The relatively high prevalence of overweight detected in the oldest members of the Sardinian Blue Zone population does not appear to be limited to this community. In the Costa Rican Blue Zone, the CRELES study reported a mean BMI of 26.87 kg/m2 [41], while in the long-lived population of Okinawa, Japan, the proportion of obesity ranged from 10 to 40% [42], suggesting an association between exceptional longevity and mild overweight.
On the other hand, research on calorie restriction has provided indisputable evidence that it extends both lifespan and health benefits in adults. The CALERIE study has clearly highlighted the benefits of this approach [43,44]. Similar studies on the island of Okinawa, another long-lived population, have established a strong link between caloric restriction and longevity [45].
It has long been known that from a cardiometabolic point of view, obesity is a heterogeneous entity [46]. For example, the most clinically significant heterogeneity is linked to the body distribution of adipose tissue, e.g., visceral vs. subcutaneous. It could not be excluded that such heterogeneity may also extend to overweight, albeit to a more nuanced extent. In agreement with other studies, we also observed that only mildly overweight participants had a survival advantage.
Several limitations must be noted.

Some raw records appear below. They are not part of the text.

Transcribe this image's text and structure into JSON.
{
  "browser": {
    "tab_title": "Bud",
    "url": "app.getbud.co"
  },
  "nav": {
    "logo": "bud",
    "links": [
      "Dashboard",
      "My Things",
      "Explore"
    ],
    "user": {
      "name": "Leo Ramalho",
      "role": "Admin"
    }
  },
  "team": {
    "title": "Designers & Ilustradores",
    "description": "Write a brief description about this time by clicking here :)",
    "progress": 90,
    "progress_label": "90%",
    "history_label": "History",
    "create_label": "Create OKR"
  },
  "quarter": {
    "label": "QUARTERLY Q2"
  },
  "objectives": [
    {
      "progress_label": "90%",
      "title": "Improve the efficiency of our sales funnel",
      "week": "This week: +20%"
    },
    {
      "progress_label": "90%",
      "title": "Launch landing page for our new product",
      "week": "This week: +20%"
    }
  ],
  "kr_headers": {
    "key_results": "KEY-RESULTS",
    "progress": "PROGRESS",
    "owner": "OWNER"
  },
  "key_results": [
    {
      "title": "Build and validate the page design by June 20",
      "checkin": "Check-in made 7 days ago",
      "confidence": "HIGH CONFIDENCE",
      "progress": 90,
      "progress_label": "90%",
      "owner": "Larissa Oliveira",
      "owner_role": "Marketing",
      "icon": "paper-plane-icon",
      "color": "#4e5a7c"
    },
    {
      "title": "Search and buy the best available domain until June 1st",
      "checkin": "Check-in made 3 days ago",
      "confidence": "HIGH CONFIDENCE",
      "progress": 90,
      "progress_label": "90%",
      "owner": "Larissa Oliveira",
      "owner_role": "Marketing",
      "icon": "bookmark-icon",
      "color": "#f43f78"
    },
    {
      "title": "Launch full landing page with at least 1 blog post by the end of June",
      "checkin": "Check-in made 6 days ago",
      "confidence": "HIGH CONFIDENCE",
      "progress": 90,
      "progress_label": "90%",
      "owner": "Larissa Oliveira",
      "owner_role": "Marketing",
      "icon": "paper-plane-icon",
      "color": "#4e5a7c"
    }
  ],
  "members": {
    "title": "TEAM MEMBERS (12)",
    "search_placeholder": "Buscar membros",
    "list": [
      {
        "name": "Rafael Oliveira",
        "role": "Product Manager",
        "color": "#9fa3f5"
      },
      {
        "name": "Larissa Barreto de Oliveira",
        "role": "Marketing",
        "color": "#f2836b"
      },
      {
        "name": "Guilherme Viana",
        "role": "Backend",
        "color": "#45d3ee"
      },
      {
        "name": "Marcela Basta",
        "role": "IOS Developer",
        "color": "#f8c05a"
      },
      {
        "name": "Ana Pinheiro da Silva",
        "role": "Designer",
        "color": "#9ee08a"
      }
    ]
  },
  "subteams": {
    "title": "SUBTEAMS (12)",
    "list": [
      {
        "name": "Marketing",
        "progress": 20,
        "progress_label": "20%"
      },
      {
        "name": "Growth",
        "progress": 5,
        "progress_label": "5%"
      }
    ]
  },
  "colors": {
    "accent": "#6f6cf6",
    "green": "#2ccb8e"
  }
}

The relatively small sample size is partly due to the secluded, rural nature of the area, where older people tend to be overprotected by their families and often refuse comprehensive geriatric assessment during a home visit [18]. Despite the small number of subgroups characterized by underweight and obesity, statistically significant differences were found. The BMI was measured only at baseline, and self-reported weight at age 60 may be inaccurate due to recall bias. This value was reported by participants who could be affected by memory defects, causing inaccuracy. Furthermore, the cross-sectional design of this study precludes any causal inference. Finally, as this study only involved the population of Sardinia, the findings cannot be easily extended to long-lived populations of different ethnic origins. However, the homogeneity of the population under examination makes the results reliable and could provide a stimulus for similar studies in other long-lived populations.

5. Conclusions

This study indicates that mild overweight in nonagenarians is associated with extended lifespan. Older adults with this condition may have greater fat mass availability, which promotes resilience to the stressful events commonly experienced in old age, such as infectious diseases or fracture sequelae, and favors better performance in activities of daily living. Whatever mechanism the overweight paradox is based on, its impact suggests that the geriatrician should carefully consider the characteristics of excess fat, its distribution, and the concomitant reserve of lean mass when recommending effective dietary interventions in the elderly.

Supplementary Materials

The following supporting information can be downloaded at: https://www.mdpi.com/article/10.3390/jcm13175322/s1, Table S1: Survival of 113 study participants who provided their body weight at age 60. Supplementary Table S2: Mean values of ADL and IADL and comorbidity (CIRS score) of study participants stratified by BMI at baseline. Supplementary Table S3: Comorbidity among study participants according to the weight categories. Figure S1: Correlation between BMI at baseline and BMI at age 60.

Author Contributions

Conceptualization, G.M.P. and M.P.D.; methodology, G.M.P.; software, G.M.P.; validation, G.M.P., A.E. and M.P.D.; formal analysis, G.M.P.; investigation, A.E.; resources, M.P.D.; data curation, M.P.D.; writing—original draft preparation, G.M.P.; writing—review and editing, G.M.P., A.E. and M.P.D.; visualization, G.M.P.; supervision, M.P.D.; project administration, M.P.D.; funding acquisition, M.P.D. All authors have read and agreed to the published version of the manuscript.

Funding

This research received no external funding.

Institutional Review Board Statement

This study was conducted in accordance with the Declaration of Helsinki and approved by the Institutional Review Board (or Ethics Committee) of Comitato Etico ASL no. 1 di Sassari (protocol no. 2101/CE/2016) 4 March 2016.

Informed Consent Statement

Informed consent was obtained from all subjects involved in the study.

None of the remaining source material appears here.